Joia rara. Em novembro, o general Luiz Carlos Pereira Gomes, presidente da EBC, lançou uma nova identidade visual da empresa para, segundo ele, alcançar modernidade, eficiência, sustentação econômica e financeira. Mudou a logomarca azul, herdada de governos do PT, para uma verde e amarela. Há uma alusão ao mapa do Brasil, com a união de seus pontos extremos.
O ministro da Secretaria de Governo, Luiz Eduardo Ramos, também indicou que a EBC – subordinada à pasta comandada por ele – não é mais um patinho feio para o Planalto. “Sei dessa joia rara que é a Empresa Brasil de Comunicação, que nós todos amamos.”
O general Carlos Alberto dos Santos Cruz, então ministro da Secretaria de Governo, foi o primeiro integrante da equipe de Bolsonaro a fazer uma radiografia da EBC. Embora tenha prosseguido com o enxugamento iniciado na gestão de Michel Temer, ele se posicionou contra a extinção do grupo de comunicação. Observou que, naquele momento – com a maioria dos funcionários concursados -, a empresa tinha gasto R$ 70 milhões em equipamentos e tomava medidas de melhoria de gestão. Santos Cruz foi demitido em junho.
A EBC começou a ser chamada de “TV do Lula” em 2007, quando sofreu uma reformulação. Aposentou o nome de Radiobrás e passou a funcionar no subsolo de um shopping, até então decadente, de Brasília. O valor anual do aluguel de 2019 é de R$ 7,8 milhões. O contrato vai até o fim do próximo ano.
De 1.600 funcionários, a EBC pulou para 2.600 no fim do governo Dilma Rousseff. A empresa tinha despesa de R$ 200 milhões por ano e passou a gastar mais de R$ 500 milhões.

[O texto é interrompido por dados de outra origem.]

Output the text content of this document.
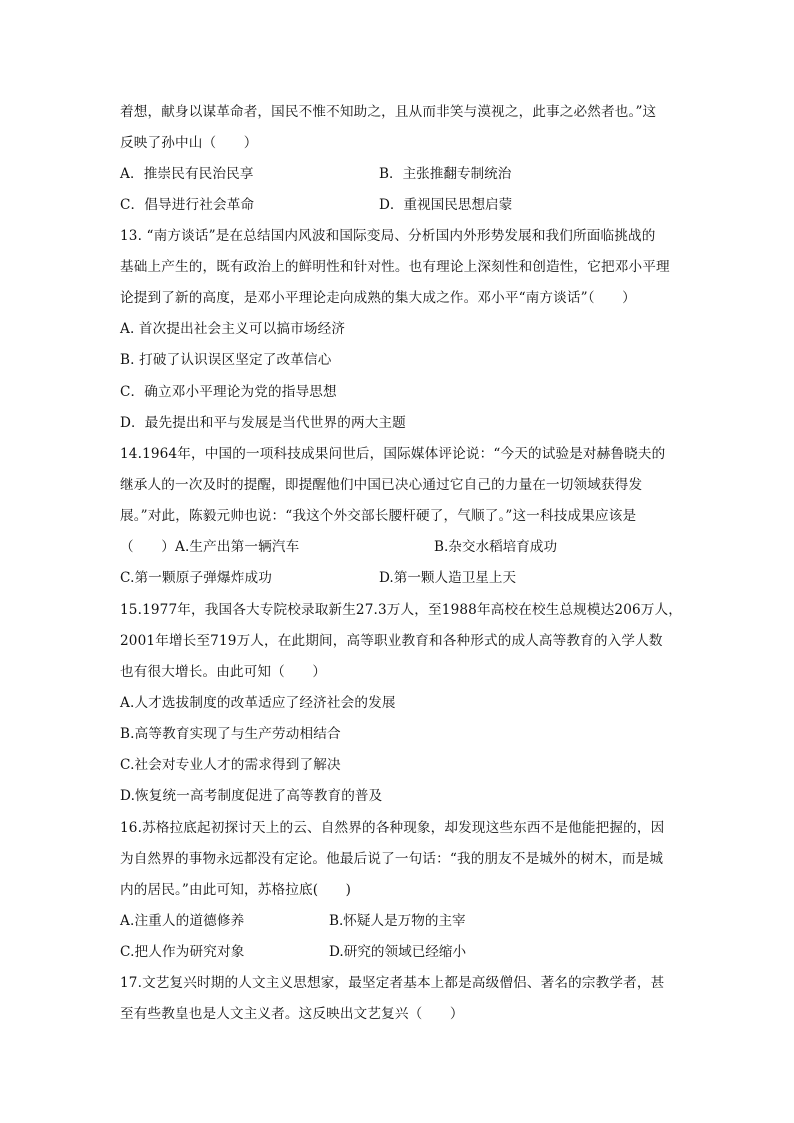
着想，献身以谋革命者，国民不惟不知助之，且从而非笑与漠视之，此事之必然者也。”这
反映了孙中山（　　）
A．推崇民有民治民享	B．主张推翻专制统治
C．倡导进行社会革命	D．重视国民思想启蒙
13. “南方谈话”是在总结国内风波和国际变局、分析国内外形势发展和我们所面临挑战的
基础上产生的，既有政治上的鲜明性和针对性。也有理论上深刻性和创造性，它把邓小平理
论提到了新的高度，是邓小平理论走向成熟的集大成之作。邓小平“南方谈话”（　　）
A. 首次提出社会主义可以搞市场经济
B. 打破了认识误区坚定了改革信心
C．确立邓小平理论为党的指导思想
D．最先提出和平与发展是当代世界的两大主题
14.1964年，中国的一项科技成果问世后，国际媒体评论说：“今天的试验是对赫鲁晓夫的
继承人的一次及时的提醒，即提醒他们中国已决心通过它自己的力量在一切领域获得发
展。”对此，陈毅元帅也说：“我这个外交部长腰杆硬了，气顺了。”这一科技成果应该是
（　　）A.生产出第一辆汽车	B.杂交水稻培育成功
C.第一颗原子弹爆炸成功	D.第一颗人造卫星上天
15.1977年，我国各大专院校录取新生27.3万人，至1988年高校在校生总规模达206万人，
2001年增长至719万人，在此期间，高等职业教育和各种形式的成人高等教育的入学人数
也有很大增长。由此可知（　　）
A.人才选拔制度的改革适应了经济社会的发展
B.高等教育实现了与生产劳动相结合
C.社会对专业人才的需求得到了解决
D.恢复统一高考制度促进了高等教育的普及
16.苏格拉底起初探讨天上的云、自然界的各种现象，却发现这些东西不是他能把握的，因
为自然界的事物永远都没有定论。他最后说了一句话：“我的朋友不是城外的树木，而是城
内的居民。”由此可知，苏格拉底(　　)
A.注重人的道德修养	B.怀疑人是万物的主宰
C.把人作为研究对象	D.研究的领域已经缩小
17.文艺复兴时期的人文主义思想家，最坚定者基本上都是高级僧侣、著名的宗教学者，甚
至有些教皇也是人文主义者。这反映出文艺复兴（　　）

Temer reduziu o número de funcionários para 1980. Hoje, 1.882 trabalham na EBC, de acordo com a empresa.
O plano audacioso não garantiu nem mesmo que o canal da TV Brasil chegasse a meio ponto de audiência e um ponto de share (porcentual de aparelhos ligados no horário de exibição do programa). A EBC está em sétimo lugar entre as emissoras abertas, atrás da TV Cultura, do governo paulista.

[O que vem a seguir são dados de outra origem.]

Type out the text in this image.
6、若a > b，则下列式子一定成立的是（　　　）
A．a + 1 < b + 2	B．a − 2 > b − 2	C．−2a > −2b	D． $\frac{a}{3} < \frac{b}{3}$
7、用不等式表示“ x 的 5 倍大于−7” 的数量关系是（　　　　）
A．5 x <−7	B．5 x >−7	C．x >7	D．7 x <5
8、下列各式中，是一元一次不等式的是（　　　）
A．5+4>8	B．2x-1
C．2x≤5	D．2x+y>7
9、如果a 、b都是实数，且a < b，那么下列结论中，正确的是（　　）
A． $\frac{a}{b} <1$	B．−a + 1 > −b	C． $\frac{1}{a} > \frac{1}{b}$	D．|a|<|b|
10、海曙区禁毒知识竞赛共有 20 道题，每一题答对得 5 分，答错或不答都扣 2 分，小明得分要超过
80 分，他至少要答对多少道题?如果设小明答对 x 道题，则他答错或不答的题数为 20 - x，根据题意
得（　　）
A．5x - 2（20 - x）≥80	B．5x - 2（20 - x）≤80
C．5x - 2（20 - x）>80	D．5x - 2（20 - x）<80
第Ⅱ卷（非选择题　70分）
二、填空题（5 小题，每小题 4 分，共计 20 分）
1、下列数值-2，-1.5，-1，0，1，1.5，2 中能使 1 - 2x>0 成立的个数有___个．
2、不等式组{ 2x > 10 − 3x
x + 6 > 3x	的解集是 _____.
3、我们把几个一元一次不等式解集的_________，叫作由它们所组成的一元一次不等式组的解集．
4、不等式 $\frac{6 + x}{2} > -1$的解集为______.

Ditadura expandiu rádios na Amazônia
Embora tenha adotado o sistema de microondas e torres da Embratel, nos anos 1970 – medida que possibilitou a expansão do sinal da TV no País -, a ditadura militar optou por investir em rádio na Amazônia. Era época de guerrilhas rurais, que ouviam nos rincões da floresta a frequência de rádios comunistas de Havana e do Leste Europeu. Foi nesse período que a então Radiobrás ganhou importância, sendo considerada uma empresa estratégica.

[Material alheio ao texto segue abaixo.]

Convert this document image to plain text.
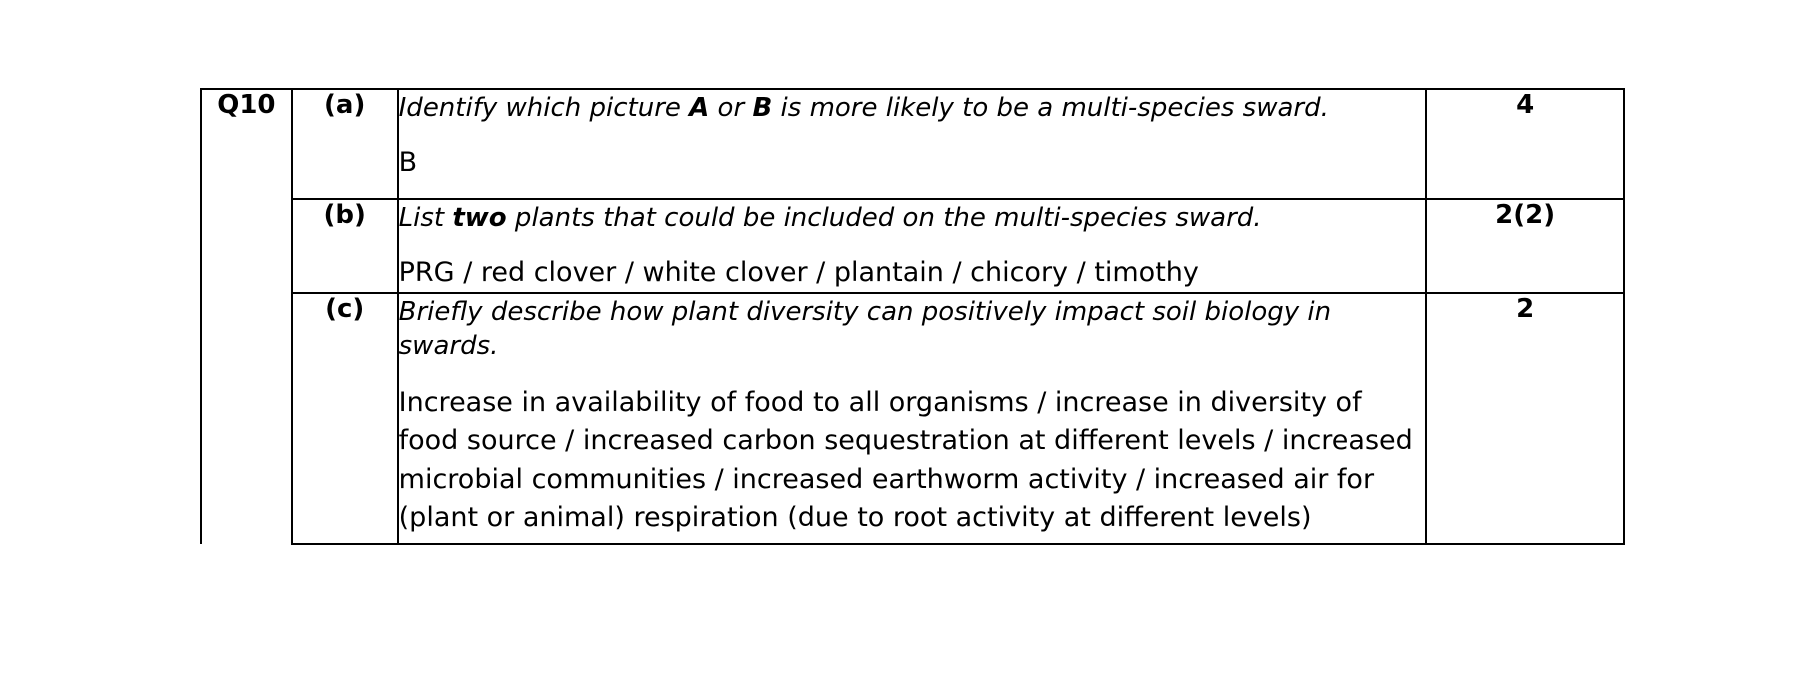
Q10	(a)	Identify which picture A or B is more likely to be a multi-species sward.

B	4
	(b)	List two plants that could be included on the multi-species sward.

PRG / red clover / white clover / plantain / chicory / timothy	2(2)
	(c)	Briefly describe how plant diversity can positively impact soil biology in swards.

Increase in availability of food to all organisms / increase in diversity of food source / increased carbon sequestration at different levels / increased microbial communities / increased earthworm activity / increased air for (plant or animal) respiration (due to root activity at different levels)	2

Foram inauguradas 12 emissoras de rádios, além de algumas TVs, em cidades da fronteira e nas capitais da Amazônia Legal. A principal emissora do grupo era a Rádio Nacional da Amazônia, que transmitia por ondas curtas e passou a entrar em cidades remotas.
A TV do “Brasil Grande” – como ficou conhecida a política desenvolvimentista instalada pelo governo militar – não passa, atualmente, de “TV Traço”, segundo os críticos, que apontam a baixa audiência dos programas. Para um grupo político que ganhou a eleição presidencial de 2018 erguendo uma rede na internet de propagação de mensagens e vídeos de Jair Bolsonaro, a estrutura da EBC é um mastodonte. Os militares, por sua vez, dizem que não é possível manter um governo, pelo menos em boa parte do território nacional, só com um celular na mão e um sinal de internet.
Os generais observam que a audiência dos produtos da EBC não é nominal, mas multiplicada pelas emissoras, portais, jornais e todos os segmentos da mídia, que replicam o seu conteúdo.
As informações são do jornal O Estado de S. Paulo.